Objective: To construct pcDNA4/His C-MBL recombinant eukaryotic expression plasmid and examine its expression of mannan-binding lectin (MBL) in mammary cells.
Methods: The target sequence was amplified by PCR from pGEM-MBL plasmid that contains wild-type human MBL cDNA, and inserted into eukaryotic expression vector PcDNA4/His C followed by restriction mapping and sequencing. The recombinant plasmid PcDNA4/His C-MBL was transformed into Chinese-hamster ovary (CHO) cells by electroporation, and the Zeocin-resistant clones were selected for analysis of mRNA expression by reverse transcription (RT)-PCR. The expressed product was purified by immobilized metal affinity chromatography (IMAC) and identified by SDS-PAGE and Western-blot analysis, and its immunoreactivity was detected by an indirect enzyme-linked immunosorbent assay ELISA using the anti-serum from Balb/C mice immunized with the recombinant protein.

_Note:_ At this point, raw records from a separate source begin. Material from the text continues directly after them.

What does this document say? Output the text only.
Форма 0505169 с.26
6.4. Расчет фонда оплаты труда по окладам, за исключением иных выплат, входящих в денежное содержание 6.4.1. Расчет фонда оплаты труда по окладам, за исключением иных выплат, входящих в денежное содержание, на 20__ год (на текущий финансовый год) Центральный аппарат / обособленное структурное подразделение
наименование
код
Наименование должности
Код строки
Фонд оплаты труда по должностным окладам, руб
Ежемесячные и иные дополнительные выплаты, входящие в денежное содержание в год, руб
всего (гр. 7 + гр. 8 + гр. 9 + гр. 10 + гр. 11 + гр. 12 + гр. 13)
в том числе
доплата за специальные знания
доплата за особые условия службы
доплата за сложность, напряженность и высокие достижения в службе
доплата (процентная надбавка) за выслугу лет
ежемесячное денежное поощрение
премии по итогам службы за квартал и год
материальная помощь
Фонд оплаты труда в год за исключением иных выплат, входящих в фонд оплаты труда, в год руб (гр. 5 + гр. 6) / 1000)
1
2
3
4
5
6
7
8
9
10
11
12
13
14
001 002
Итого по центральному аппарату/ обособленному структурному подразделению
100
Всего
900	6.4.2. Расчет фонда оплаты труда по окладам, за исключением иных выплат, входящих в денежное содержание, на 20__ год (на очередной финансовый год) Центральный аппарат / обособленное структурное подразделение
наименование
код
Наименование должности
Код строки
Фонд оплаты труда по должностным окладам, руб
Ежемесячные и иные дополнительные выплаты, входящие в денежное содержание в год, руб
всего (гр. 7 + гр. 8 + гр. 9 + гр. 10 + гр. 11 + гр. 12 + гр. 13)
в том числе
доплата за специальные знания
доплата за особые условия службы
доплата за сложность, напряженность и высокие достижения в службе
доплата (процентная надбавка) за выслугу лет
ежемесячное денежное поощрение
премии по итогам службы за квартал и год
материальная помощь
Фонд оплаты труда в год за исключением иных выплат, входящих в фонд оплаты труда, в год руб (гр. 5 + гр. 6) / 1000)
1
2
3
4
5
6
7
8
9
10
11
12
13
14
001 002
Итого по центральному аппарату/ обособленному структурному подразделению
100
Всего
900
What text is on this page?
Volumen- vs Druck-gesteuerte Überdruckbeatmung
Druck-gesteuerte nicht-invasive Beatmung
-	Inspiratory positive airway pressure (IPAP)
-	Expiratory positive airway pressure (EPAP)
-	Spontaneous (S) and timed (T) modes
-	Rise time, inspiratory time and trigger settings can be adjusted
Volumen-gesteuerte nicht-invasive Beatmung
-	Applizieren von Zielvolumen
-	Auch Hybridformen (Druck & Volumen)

Results: The cDNA fragment of 750 bp was amplified from pGEM-MBL plasmid, which was shown by restriction enzyme digestion and DNA sequencing. The mRNA expression of Zeocin-resistant CHO cell clones was detected by RT-PCR. Three components of 29, 58 and 87 kD in the purified recombinant product were found by SDS-PAGE and the 29 kD component could be recognized by anti-6His antibody in Western blot analysis. The titers of the anti-serum from immunized mice were 1: 819 200 against the recombinant protein and 1:25 600 against both the natural human MBL and the recombinant trimeric carbohydrate-recognition domain (CRD) of human MBL, as determined by the indirect ELISA.
Conclusion: The cell strains that express recombinant human MBL (rhMBL) and rhMBL protein have been obtained successfully, which provides the basis for further research of MBL molecule.